Another way in minimizing the conflict is conducting loan sales. A loan sale is a way of lending when a bank sells a loan after originating the loan for a customer. A bank which sells the loan can control the lending costs by undertaking the origination cost and eliminate the servicing and monitoring cost and also does not need much concern on credit management. A bank which buys the loan can fulfil its desire for growth without taking the origination cost. However, a buyer bank has to put much concern on credit management. Service quality can still be maintained, as a correspondent relationship is built between the seller bank and buyer bank. Normally, a loan sale is applied as a small bank buys a loan from a big bank.

In strategic level, the areas of conflict can be minimized by merger and acquisition as a bank can achieve cost efficiency by eliminating branches and expand loans by taking other banks loan. A bank can reduce the lending cost from eliminating branches. A bank can maintain its service quality as expanding the service geographically to a wider area of service. A bank can still apply credit management properly as sharing the competence in loan screening, analysis and monitoring with other banks that already have other kind experience in particular types of loans, which the bank does not have.

The areas of conflict can also be minimized by applying proper management information system and technology in lending activity. With a comprehensive computer database and credit scoring software, a bank can save time in processing loan as well as conducting a good credit management. Even though a bank undertakes so many loans handled as a result of expanding loan, a bank can still maintain service quality for all loan applications loaded.

In conclusion, within the lending environment, the source of conflict regards the situation when a bank tries to control its lending costs, which include the origination, servicing, screening and monitoring cost. Fulfilling its desire for growth, a bank tries to expand loans as well as to find good borrowers.

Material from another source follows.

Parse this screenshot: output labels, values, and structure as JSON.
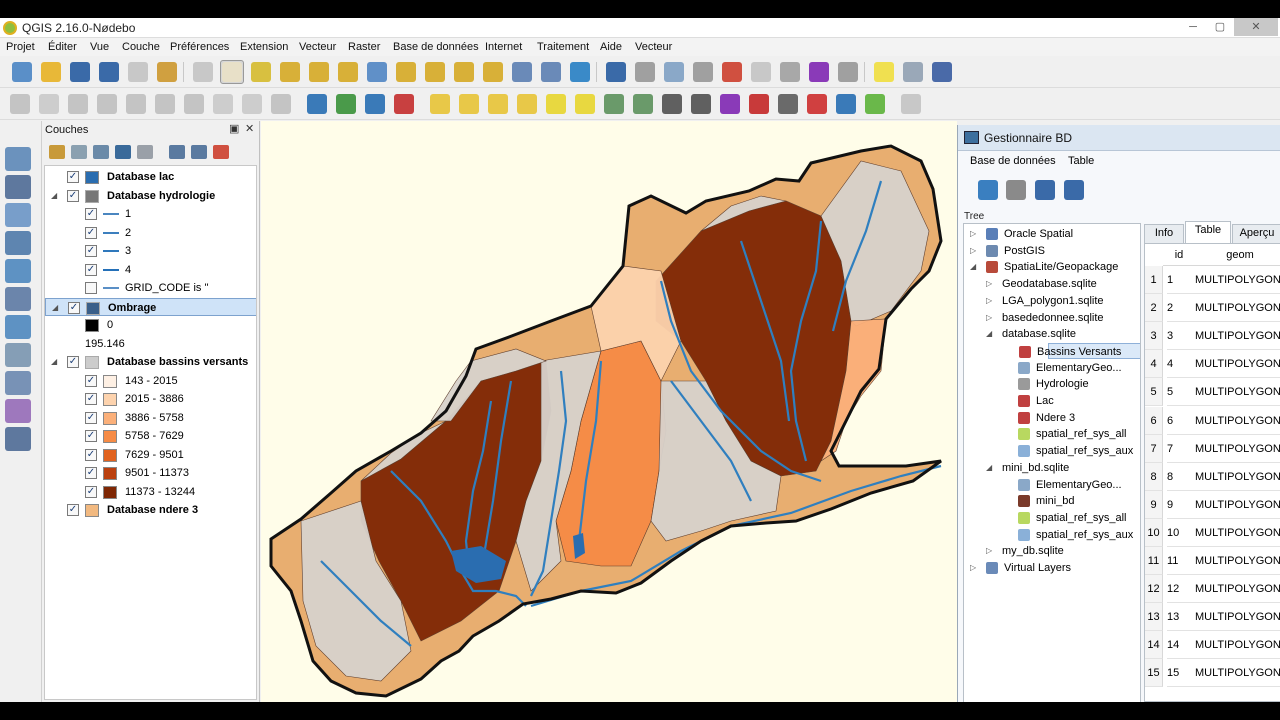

Expanding loans, the lending cost would increase. Finding good borrowers, a strict credit management has to be applied. Also, it appears that maintaining service quality affects a soft credit management and needs more costs. There are ways such as relationship lending, loan sales and merger and acquisition and application of proper management information system and technology in lending activity which can minimize the conflict. However, to achieve all the goals together, a bank has to align its goal in expanding loans and finding good borrowers along with the effort of fulfilling customers’ need of lending and coping with information asymmetry and agency burden.